Dan's side of the bed was more difficult. His side overlooks the downstairs. Since the mattress runs right to the edge of the loft, I built a railing because honestly I'm a bit scared of heights and I didn't want Dan to roll over in bed and end up down in the living room. The railing is topped with a scrap piece of cedar I had left over, and that created a nice wide spot for placing stuff. I was concerned that a water bottle or a glass would fall off the railing, though, so I used some scrap pieces of purplewood, Zebra wood, and a leftover bit of our butcher block counter top to make a three-sided nook. The fourth side ends up being the wall of the house, which is good because it also has an outlet right there for charging things.
Our storage loft is actually the least-used storage in our house. I built it extra wide, mostly so we could place a twin-sized mattress up there in the future. For now it holds just a few things. My suitcase, a wicker bin of winter hats and gloves and scarves, a couple of pillows and a throw blanket my grandma knitted for me. We intend to use this space as a small reading nook, but for now it's mostly just a little bit of storage with a nice cedar floor and ceiling.
We make good use of the space under our couch. I dislike storage benches where you have to lift up the bench to access the storage - the cushion gets pinched, it's heavy or you have to install gas lifts, you have to clean off the bench to access the space. So I built our bench so the platform is fixed, and we use baskets and bins to pull things out from under. The bin to the far right is for our shoes. To the left of that is a bin of dog food, and then all of our bigger board games, some of which are in a basket and some are just on the floor. This has been very effective storage for us, and it's easily changeable if we decide to move stuff around (which, since this picture has been taken, it has shuffled a bit).

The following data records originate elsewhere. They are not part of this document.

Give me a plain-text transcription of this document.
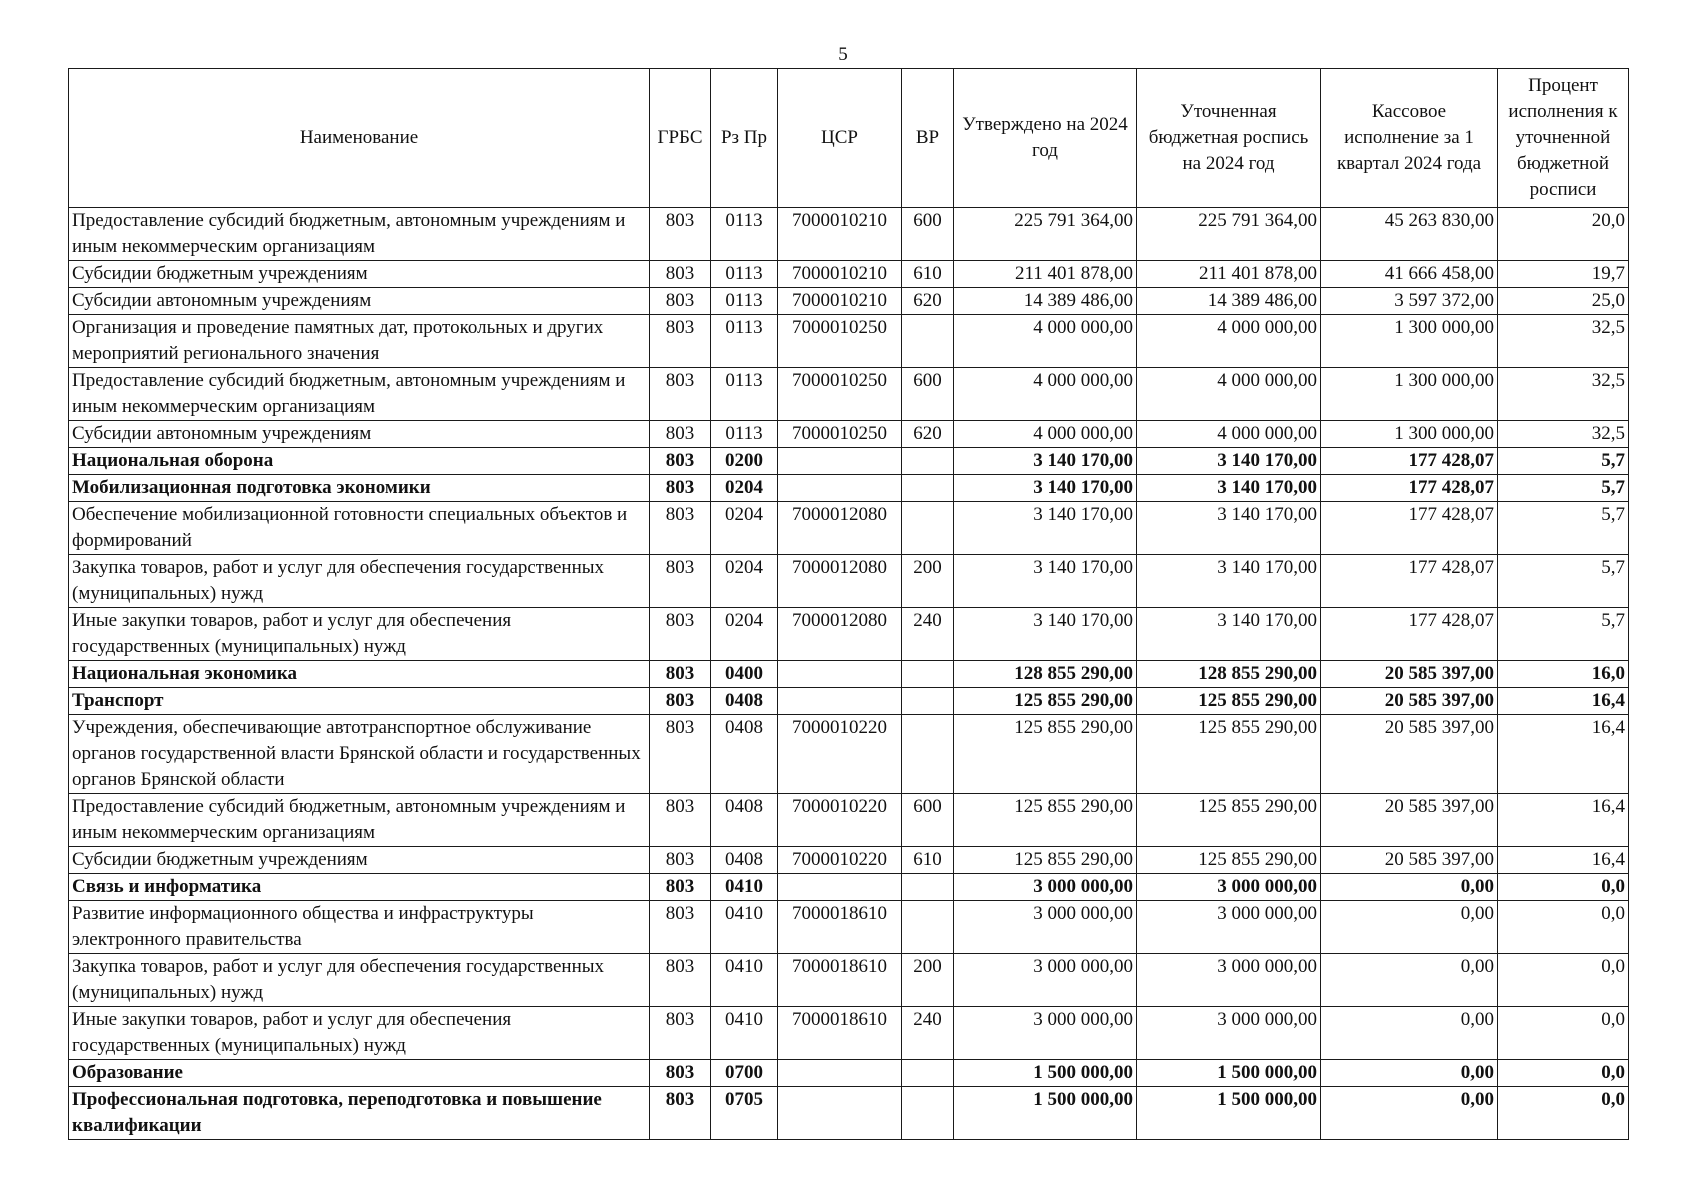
5
Наименование	ГРБС	Рз Пр	ЦСР	ВР	Утверждено на 2024 год	Уточненная бюджетная роспись на 2024 год	Кассовое исполнение за 1 квартал 2024 года	Процент исполнения к уточненной бюджетной росписи
Предоставление субсидий бюджетным, автономным учреждениям и иным некоммерческим организациям	803	0113	7000010210	600	225 791 364,00	225 791 364,00	45 263 830,00	20,0
Субсидии бюджетным учреждениям	803	0113	7000010210	610	211 401 878,00	211 401 878,00	41 666 458,00	19,7
Субсидии автономным учреждениям	803	0113	7000010210	620	14 389 486,00	14 389 486,00	3 597 372,00	25,0
Организация и проведение памятных дат, протокольных и других мероприятий регионального значения	803	0113	7000010250		4 000 000,00	4 000 000,00	1 300 000,00	32,5
Предоставление субсидий бюджетным, автономным учреждениям и иным некоммерческим организациям	803	0113	7000010250	600	4 000 000,00	4 000 000,00	1 300 000,00	32,5
Субсидии автономным учреждениям	803	0113	7000010250	620	4 000 000,00	4 000 000,00	1 300 000,00	32,5
Национальная оборона	803	0200			3 140 170,00	3 140 170,00	177 428,07	5,7
Мобилизационная подготовка экономики	803	0204			3 140 170,00	3 140 170,00	177 428,07	5,7
Обеспечение мобилизационной готовности специальных объектов и формирований	803	0204	7000012080		3 140 170,00	3 140 170,00	177 428,07	5,7
Закупка товаров, работ и услуг для обеспечения государственных (муниципальных) нужд	803	0204	7000012080	200	3 140 170,00	3 140 170,00	177 428,07	5,7
Иные закупки товаров, работ и услуг для обеспечения государственных (муниципальных) нужд	803	0204	7000012080	240	3 140 170,00	3 140 170,00	177 428,07	5,7
Национальная экономика	803	0400			128 855 290,00	128 855 290,00	20 585 397,00	16,0
Транспорт	803	0408			125 855 290,00	125 855 290,00	20 585 397,00	16,4
Учреждения, обеспечивающие автотранспортное обслуживание органов государственной власти Брянской области и государственных органов Брянской области	803	0408	7000010220		125 855 290,00	125 855 290,00	20 585 397,00	16,4
Предоставление субсидий бюджетным, автономным учреждениям и иным некоммерческим организациям	803	0408	7000010220	600	125 855 290,00	125 855 290,00	20 585 397,00	16,4
Субсидии бюджетным учреждениям	803	0408	7000010220	610	125 855 290,00	125 855 290,00	20 585 397,00	16,4
Связь и информатика	803	0410			3 000 000,00	3 000 000,00	0,00	0,0
Развитие информационного общества и инфраструктуры электронного правительства	803	0410	7000018610		3 000 000,00	3 000 000,00	0,00	0,0
Закупка товаров, работ и услуг для обеспечения государственных (муниципальных) нужд	803	0410	7000018610	200	3 000 000,00	3 000 000,00	0,00	0,0
Иные закупки товаров, работ и услуг для обеспечения государственных (муниципальных) нужд	803	0410	7000018610	240	3 000 000,00	3 000 000,00	0,00	0,0
Образование	803	0700			1 500 000,00	1 500 000,00	0,00	0,0
Профессиональная подготовка, переподготовка и повышение квалификации	803	0705			1 500 000,00	1 500 000,00	0,00	0,0
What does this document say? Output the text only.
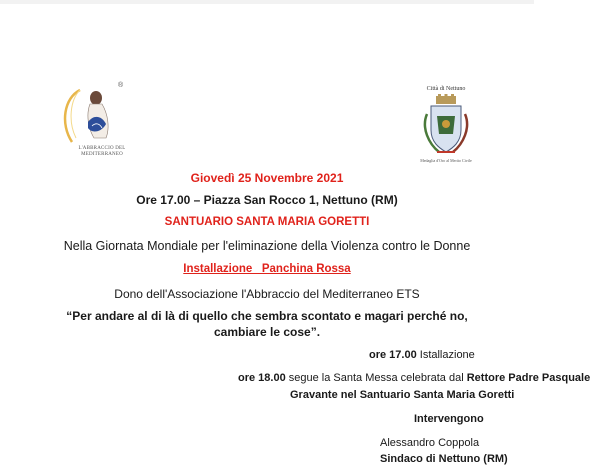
®
L'ABBRACCIO DEL MEDITERRANEO
Città di Nettuno
Medaglia d'Oro al Merito Civile
Giovedì 25 Novembre 2021
Ore 17.00 – Piazza San Rocco 1, Nettuno (RM)
SANTUARIO SANTA MARIA GORETTI
Nella Giornata Mondiale per l'eliminazione della Violenza contro le Donne
Installazione   Panchina Rossa
Dono dell'Associazione l'Abbraccio del Mediterraneo ETS
“Per andare al di là di quello che sembra scontato e magari perché no,
cambiare le cose”.
ore 17.00 Istallazione
ore 18.00 segue la Santa Messa celebrata dal Rettore Padre Pasquale
Gravante nel Santuario Santa Maria Goretti
Intervengono
Alessandro Coppola
Sindaco di Nettuno (RM)
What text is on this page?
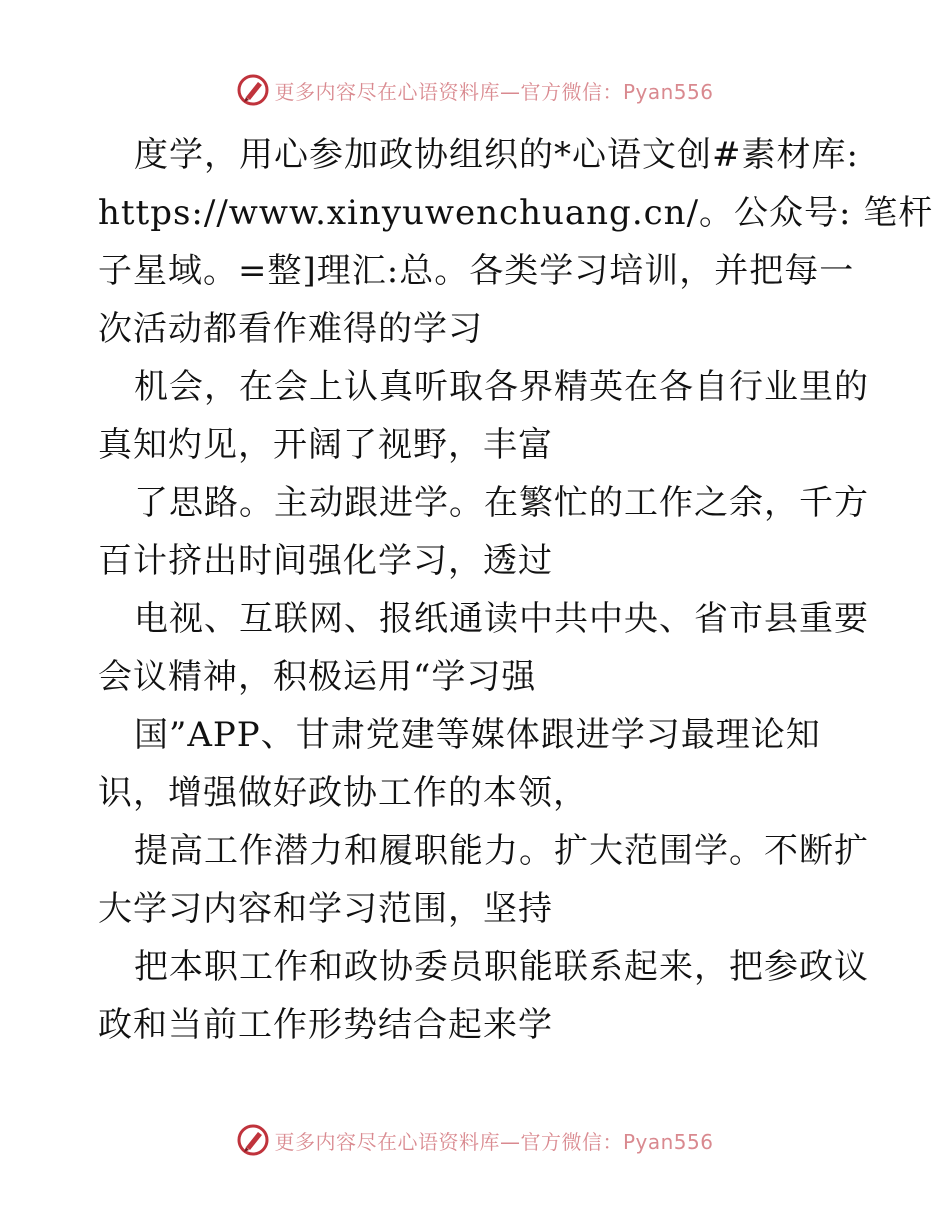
更多内容尽在心语资料库—官方微信：Pyan556
度学，用心参加政协组织的*心语文创#素材库:
https://www.xinyuwenchuang.cn/。公众号: 笔杆
子星域。=整]理汇:总。各类学习培训，并把每一
次活动都看作难得的学习
机会，在会上认真听取各界精英在各自行业里的
真知灼见，开阔了视野，丰富
了思路。主动跟进学。在繁忙的工作之余，千方
百计挤出时间强化学习，透过
电视、互联网、报纸通读中共中央、省市县重要
会议精神，积极运用“学习强
国”APP、甘肃党建等媒体跟进学习最理论知
识，增强做好政协工作的本领，
提高工作潜力和履职能力。扩大范围学。不断扩
大学习内容和学习范围，坚持
把本职工作和政协委员职能联系起来，把参政议
政和当前工作形势结合起来学
更多内容尽在心语资料库—官方微信：Pyan556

The last couple storage areas are mostly incidental. The folding table we bought from IKEA has 6 drawers in it, three on each side. They store a surprising amount of stuff! One has reusable shopping bags close to the door so I hopefully remember them (but I usually forget). Dog treats, shampoo, brushes, extra collars, flea and tick medicine are in another drawer. One is simply a catch-all junk drawer with pens, scissors, sticky notes, flash drives, etc. And one has a few small hand tools in it - a hammer, measuring tape, some nails, a screwdriver. This stuff will likely move to be with the rest of my tools in the spring, but for now they are useful to have close because I am still moving things around and hanging pictures. The storage ottoman is actually for our dog Squirrel, who is too small to get on the couch by himself, so the ottoman is actually a step for him. We store my computer and our day pack backpacks in it, where they are easily accessible. Our mail sorting center is on the wall above the table. This actually holds all of our checkbooks and bills too, along with birthday and thank you cards that I send out. I don't like it to look messy, which means I go through everything pretty regularly and our bills get paid on time.
And that's it for storage in the Lucky Linden. I hope this clarifies how and what and where various things are stored, so you can effectively plan for storage in your tiny house design!